There was silence. Several members of the crowd widened their eyes in horror, but others hadn’t caught on yet.
“Could you say that again please?” asked Father Andre kindly.
“No. I will not take him to be my lawfully wedded husband.”
Her mother jumped up. “You can’t do that,” she called.
But Aurelia spoke with strength now. “I can,” she said. “I will.” She turned to look at the crowd. They were the people of her town. The people she had known her whole life.
“All of my life,” she said. “I have done things for you. For each of you. I have never asked you anything for myself. Now, I am going to do something for myself.”
She saw Doctor Afonso and Maria in the crowd and they were nodding. She thought she heard Father Andre whisper, “Go,” but she wasn’t sure.
She went. She glanced quickly at Duarte, who showed no sign of emotion on his face. Then she started running. She ran down the aisle as the onlookers jumped up, but she was out the door before anyone could catch her. As she ran down the street, she heard footsteps following her, and she heard many voices shouting at her.
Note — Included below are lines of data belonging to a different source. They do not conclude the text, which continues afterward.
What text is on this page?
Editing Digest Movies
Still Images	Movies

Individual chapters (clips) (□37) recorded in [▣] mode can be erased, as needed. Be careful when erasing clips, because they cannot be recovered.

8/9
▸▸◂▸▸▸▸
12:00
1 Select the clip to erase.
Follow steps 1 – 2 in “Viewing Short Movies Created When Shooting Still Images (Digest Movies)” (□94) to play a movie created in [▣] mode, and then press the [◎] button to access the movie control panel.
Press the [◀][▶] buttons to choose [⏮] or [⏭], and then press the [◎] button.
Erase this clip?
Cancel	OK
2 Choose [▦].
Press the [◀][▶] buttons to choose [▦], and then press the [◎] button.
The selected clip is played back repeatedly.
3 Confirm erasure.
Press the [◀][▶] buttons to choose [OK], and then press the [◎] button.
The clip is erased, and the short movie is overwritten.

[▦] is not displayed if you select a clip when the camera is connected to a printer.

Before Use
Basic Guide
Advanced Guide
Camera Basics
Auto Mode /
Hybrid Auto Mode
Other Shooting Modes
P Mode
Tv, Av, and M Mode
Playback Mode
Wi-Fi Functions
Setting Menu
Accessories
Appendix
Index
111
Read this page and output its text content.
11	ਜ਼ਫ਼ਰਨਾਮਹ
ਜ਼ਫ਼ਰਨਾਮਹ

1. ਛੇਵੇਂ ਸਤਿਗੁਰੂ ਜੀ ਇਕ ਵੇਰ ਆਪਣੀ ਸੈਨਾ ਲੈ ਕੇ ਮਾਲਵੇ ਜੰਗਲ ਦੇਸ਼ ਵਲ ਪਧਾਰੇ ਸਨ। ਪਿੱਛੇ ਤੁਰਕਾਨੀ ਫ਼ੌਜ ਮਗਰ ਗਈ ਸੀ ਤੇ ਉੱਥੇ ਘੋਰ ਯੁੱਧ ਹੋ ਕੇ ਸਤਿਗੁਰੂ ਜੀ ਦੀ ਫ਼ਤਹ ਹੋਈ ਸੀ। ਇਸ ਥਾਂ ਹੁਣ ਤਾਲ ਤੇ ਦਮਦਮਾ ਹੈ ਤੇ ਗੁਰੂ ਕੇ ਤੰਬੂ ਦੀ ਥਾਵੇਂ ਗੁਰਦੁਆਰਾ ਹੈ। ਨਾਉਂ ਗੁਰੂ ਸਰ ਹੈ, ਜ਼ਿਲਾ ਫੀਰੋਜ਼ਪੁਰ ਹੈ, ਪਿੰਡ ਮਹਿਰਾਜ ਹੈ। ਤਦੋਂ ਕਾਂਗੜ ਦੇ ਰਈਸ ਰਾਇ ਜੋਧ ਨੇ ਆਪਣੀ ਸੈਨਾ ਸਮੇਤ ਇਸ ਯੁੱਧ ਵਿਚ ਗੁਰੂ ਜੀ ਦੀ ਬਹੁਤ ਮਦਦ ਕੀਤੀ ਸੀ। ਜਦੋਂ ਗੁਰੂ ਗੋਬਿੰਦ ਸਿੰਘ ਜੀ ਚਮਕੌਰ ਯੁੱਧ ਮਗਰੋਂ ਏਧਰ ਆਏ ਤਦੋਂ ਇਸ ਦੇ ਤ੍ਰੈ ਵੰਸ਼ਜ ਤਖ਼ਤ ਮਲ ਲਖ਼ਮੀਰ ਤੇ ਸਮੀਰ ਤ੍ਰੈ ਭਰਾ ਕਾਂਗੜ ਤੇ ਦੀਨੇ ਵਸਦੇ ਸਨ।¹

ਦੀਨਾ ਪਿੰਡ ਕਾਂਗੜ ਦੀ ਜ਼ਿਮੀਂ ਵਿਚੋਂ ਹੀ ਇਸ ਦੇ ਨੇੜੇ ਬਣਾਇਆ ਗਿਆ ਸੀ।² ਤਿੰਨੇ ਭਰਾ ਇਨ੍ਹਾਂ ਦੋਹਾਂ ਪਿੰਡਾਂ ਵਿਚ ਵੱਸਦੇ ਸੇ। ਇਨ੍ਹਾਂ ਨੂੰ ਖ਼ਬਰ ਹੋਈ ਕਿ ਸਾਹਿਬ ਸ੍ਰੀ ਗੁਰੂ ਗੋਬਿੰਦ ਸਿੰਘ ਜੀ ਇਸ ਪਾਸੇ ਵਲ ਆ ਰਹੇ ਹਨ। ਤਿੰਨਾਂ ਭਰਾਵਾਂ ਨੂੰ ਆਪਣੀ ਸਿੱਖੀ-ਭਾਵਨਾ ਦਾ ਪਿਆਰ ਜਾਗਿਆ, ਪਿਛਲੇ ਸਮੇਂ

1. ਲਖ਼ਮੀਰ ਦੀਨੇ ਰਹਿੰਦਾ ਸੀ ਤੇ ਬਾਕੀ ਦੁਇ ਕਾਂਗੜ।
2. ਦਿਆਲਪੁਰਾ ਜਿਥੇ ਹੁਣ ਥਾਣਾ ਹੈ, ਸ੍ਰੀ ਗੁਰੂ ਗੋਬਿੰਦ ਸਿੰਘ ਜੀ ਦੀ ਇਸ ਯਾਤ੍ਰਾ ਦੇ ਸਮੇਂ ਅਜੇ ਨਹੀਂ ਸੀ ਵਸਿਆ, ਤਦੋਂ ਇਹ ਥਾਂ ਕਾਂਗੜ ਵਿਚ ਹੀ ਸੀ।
She thought she heard the voice of the matchmaker, but she couldn’t be sure.
She kept running until she was out of the town and into the woods. Then she kept running for some time longer. She had never run like this before in her life, but she felt strong now. Her fear had all gone. She knew now that she would never again see anyone she’d ever known, but she did not feel sad. She felt joy. She had broken away.